A research group from the University of Glasgow in the United Kingdom reports in the journal Nature Synthesis that dynamic supramolecular hydrogels can be designed with desired structures using a new ‘forging’ technique. The out-of-equilibrium system was tested using MAX IV’s Small Angle X-ray Scattering (SAXS) beamline, CoSAXS.
“This approach allows us to make materials that cannot be formed directly. It really shows what is possible,” said Dave Adams, study author and Professor of Materials Chemistry at the University of Glasgow. “The novelty here is the application of an external field during this [dynamic] process.”
Research on supramolecular hydrogels holds promise for the fabrication of biomimetic materials, which mimic natural biochemical processes, and for applications in optoelectronics, a technology combining electronics and light. These hydrogels are known for spontaneous self-assembly, whereby they form a 3D network of macromolecules.
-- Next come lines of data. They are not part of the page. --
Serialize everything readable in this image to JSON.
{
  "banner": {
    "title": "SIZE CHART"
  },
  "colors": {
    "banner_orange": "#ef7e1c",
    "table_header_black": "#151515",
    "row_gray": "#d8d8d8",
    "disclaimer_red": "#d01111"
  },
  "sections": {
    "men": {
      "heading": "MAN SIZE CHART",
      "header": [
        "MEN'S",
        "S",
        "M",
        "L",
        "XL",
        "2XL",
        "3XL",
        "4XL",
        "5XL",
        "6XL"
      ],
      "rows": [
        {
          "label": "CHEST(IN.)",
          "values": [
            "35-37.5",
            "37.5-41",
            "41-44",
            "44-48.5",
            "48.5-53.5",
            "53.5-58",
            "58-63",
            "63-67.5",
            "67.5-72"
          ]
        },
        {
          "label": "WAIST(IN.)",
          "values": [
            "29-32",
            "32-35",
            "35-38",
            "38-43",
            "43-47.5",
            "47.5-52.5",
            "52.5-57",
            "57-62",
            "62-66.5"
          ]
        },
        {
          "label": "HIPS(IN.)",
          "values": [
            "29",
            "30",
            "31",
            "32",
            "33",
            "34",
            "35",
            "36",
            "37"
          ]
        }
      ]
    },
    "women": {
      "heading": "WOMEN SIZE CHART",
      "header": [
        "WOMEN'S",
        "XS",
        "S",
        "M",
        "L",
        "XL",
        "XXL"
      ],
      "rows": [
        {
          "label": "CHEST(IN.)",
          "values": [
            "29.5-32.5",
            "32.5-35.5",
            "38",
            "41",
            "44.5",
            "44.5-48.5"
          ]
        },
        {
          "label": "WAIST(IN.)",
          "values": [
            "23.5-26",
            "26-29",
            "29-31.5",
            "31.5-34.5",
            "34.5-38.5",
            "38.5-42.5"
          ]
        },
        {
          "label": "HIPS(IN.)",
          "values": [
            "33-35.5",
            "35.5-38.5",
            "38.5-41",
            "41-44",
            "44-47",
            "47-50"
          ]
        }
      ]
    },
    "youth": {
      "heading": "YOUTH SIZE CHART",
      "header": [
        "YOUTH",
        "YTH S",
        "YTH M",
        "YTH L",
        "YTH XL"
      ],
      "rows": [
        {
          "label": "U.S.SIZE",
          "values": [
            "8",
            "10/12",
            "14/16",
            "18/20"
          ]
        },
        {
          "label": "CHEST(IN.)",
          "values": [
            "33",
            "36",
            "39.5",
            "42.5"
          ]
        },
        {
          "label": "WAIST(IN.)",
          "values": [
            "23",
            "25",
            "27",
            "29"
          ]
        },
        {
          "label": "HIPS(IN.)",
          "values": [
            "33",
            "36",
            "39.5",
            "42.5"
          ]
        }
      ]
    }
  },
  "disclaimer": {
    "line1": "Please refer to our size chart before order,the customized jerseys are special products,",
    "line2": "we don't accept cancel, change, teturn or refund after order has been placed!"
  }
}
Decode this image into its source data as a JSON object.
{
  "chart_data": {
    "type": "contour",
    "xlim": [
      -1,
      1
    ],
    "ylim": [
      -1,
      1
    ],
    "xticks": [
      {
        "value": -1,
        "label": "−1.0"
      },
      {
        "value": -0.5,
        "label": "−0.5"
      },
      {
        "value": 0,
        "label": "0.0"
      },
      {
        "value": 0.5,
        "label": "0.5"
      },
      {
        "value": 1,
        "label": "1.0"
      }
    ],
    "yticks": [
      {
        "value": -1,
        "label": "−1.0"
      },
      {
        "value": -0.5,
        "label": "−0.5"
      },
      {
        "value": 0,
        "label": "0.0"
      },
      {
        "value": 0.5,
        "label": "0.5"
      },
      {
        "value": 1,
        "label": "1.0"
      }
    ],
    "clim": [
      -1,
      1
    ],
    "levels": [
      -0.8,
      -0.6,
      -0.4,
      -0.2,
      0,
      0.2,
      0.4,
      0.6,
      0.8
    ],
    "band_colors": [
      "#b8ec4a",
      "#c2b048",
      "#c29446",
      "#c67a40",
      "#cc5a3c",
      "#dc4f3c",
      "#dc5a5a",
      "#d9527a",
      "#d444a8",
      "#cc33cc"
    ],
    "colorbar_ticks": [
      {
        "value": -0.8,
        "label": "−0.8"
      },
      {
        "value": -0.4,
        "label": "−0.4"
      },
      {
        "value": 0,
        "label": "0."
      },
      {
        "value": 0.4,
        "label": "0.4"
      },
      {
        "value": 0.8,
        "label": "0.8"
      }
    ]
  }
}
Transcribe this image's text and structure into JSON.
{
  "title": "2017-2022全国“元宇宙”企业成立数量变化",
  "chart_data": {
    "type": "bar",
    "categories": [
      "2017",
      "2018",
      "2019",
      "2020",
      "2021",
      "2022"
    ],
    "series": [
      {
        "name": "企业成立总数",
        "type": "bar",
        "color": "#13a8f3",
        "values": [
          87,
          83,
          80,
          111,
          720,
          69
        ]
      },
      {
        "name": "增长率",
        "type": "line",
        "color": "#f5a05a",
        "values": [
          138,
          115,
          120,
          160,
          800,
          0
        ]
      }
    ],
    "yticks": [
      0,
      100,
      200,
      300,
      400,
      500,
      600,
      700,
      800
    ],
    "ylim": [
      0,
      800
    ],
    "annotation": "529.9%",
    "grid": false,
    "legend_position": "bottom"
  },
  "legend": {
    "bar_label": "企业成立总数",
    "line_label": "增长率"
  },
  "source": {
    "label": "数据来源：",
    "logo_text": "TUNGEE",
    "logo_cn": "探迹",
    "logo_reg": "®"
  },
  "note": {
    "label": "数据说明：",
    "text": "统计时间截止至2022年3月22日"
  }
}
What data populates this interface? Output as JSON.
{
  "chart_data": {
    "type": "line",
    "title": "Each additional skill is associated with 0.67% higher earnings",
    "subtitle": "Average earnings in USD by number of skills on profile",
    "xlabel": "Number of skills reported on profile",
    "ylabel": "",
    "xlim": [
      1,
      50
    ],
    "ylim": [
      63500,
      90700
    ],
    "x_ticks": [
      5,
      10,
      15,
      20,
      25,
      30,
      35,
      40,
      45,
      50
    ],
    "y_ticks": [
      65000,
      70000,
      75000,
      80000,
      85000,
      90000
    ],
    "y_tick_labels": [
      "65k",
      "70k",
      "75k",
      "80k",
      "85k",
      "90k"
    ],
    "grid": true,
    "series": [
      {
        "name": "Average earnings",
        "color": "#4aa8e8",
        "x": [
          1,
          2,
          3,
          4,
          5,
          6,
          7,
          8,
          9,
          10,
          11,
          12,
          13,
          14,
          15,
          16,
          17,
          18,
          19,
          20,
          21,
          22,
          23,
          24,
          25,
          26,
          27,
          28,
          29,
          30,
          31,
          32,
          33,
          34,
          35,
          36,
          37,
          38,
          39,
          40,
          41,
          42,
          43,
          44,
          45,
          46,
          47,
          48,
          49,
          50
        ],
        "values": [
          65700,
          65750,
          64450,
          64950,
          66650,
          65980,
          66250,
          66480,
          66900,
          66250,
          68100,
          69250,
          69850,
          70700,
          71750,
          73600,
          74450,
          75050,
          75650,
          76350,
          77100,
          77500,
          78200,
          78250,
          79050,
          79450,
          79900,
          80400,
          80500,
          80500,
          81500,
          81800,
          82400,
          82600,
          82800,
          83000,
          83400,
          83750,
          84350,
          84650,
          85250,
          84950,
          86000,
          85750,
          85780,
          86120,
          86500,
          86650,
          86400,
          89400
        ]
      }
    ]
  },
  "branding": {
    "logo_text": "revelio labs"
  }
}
Out-of-equilibrium systems or those which exhibit continuous change, are common in nature. For example, in photosynthesis, or in cells which require internal dynamic action to function.
In previous studies, the research group showed that a controlled change in pH can improve the properties of supramolecular hydrogels. “In our current study, we have added an external force and refer to this as forging essentially like a blacksmith, adding force for heating and cooling metal,” explained Adams.
The researchers worked with gelator naphthalene dipeptide (L,D)-2NapFF. By pre-programming a rise and decrease in pH, the gel was transformed to a colloidal solution and then reformed to a gel. At the evolving colloidial state, the sample was placed in an electromagnetic setup at CoSAXS beamline utilising a new advanced technique that combines a rheometer, SAXS and polarised imaging.
The Rheo-SAXS technique was developed to stimulate the Small- and Wide-angle X-ray Scattering (SWAXS) user communities of CoSAXS and ForMAX beamlines and other user groups—industrial and academic—as part of the Chalmers University-MAX IV collaboration.
At CoSAXS, the external force applied by the rheometer induced alignment of the gel’s structural fibres. This structural change remained fixed even at the final gel state. By varying the application of force over time, the researchers observed changes in mechanical properties and triggered a state of anisotropy—a property of directional dependence along different axes—in the hydrogels. This was probed using X-rays in the SAXS experiment.
“The work here is part of our wider goal of understanding and controlling supramolecular structures. Overall, I think this is showing the control we have over these self-assembled systems and opens the opportunity to prepare and control materials with a high degree of control,” said Adams.